Ao particularizar, os sujeitos tomam uma semelhança entre dois objetos e identificam em que aspectos eles diferem, segundo ensinou Moscovici (2001a; 2003).

Por exemplo, na época da invasão européia às Américas, questionava-se a humanidade dos índios por acreditarem que eles eram privados de alma, por isso, selvagens. Neste caso, a ausência da alma seria o diferenciador entre o índio (objeto desconhecido) e os europeus (protótipo).

A atribuição de sentidos, segundo mecanismo de ancoragem, vincula-se a uma relação entre os subgrupos de um conjunto social. Cada subconjunto atribui uma acepção ao objeto, embasando-se em referenciais próprios, sejam eles sociais, culturais, econômicos, religiosos, ideológicos, emocionais. Enfim, o grupo apresenta sua identidade de acordo com o significado que imprime ao objeto (JODELET, 1985).

Observa-se que a explicação de Jodelet (1985), acerca da ancoragem, enquanto atribuição de sentido, encontra similaridades nas considerações de Bourdieu (1989), para quem os sujeitos constroem sua realidade segundo pontos de vista, objetivos e valores orientados pela posição que ocupam na sociedade, procurando manter ou transformar essa posição.

Por exemplo, o termo ficar para jovens de comunidades rurais de orientação sexual católica, é entendido como um encontro descompromissado, entre duas pessoas, que pode culminar em alguns beijos e abraços. Contudo, para muitos jovens, o mesmo termo pode significar uma relação entre duas pessoas, que embora seja fugaz, pode chegar ao ato sexual.

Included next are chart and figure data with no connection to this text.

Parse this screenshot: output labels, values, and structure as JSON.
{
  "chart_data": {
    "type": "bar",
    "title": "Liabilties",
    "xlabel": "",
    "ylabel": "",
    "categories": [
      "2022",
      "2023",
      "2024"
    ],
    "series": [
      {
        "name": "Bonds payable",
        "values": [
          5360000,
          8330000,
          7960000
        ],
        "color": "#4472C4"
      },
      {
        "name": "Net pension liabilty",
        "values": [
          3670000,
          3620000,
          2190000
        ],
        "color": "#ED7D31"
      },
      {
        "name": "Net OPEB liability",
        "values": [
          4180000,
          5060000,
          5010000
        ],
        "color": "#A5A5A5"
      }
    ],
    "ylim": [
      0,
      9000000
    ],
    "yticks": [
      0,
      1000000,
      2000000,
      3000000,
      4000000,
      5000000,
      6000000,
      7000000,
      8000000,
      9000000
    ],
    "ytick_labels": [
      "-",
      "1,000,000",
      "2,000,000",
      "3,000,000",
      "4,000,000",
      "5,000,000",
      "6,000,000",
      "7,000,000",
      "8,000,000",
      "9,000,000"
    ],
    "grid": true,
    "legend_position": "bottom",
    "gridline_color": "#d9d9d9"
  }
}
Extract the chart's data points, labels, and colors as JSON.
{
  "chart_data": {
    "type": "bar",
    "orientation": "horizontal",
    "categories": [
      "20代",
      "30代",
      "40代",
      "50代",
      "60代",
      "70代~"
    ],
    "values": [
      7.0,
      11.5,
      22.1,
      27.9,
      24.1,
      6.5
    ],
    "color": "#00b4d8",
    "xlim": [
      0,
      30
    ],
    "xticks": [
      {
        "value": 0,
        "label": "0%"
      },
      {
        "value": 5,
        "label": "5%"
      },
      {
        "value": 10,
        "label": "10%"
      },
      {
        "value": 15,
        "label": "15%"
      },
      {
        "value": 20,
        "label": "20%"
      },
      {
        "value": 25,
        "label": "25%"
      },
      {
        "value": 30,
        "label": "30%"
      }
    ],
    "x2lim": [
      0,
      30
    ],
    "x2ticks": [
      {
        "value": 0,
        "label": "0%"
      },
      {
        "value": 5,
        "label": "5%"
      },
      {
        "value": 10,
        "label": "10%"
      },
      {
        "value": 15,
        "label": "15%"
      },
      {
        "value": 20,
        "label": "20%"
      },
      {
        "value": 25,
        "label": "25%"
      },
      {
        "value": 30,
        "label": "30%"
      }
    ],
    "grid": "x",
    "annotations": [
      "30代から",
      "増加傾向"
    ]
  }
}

A ancoragem também pode ser um mecanismo de instrumentalização do saber, “conferindo-lhe um valor funcional para a interpretação e gestão do ambiente” (JODELET, 2001, p.39).

Falado a respeito de ancrage, palavra francesa que é traduzida em português como ancoragem ou amarração, Moscovici concluiu:

[...] Numa palavra, a objetivação transfere a ciência para o domínio do ser e a amarração a delimita ao domínio do fazer, a fim de contornar o interdito da comunicação. [...] Eis uma diligência fundamental. Depois que a pedra foi transformada em machado e o sílex em fogo, o homem sempre transformou as coisas e as criaturas em instrumentos úteis (MOSCOVICI, 1978, p. 174).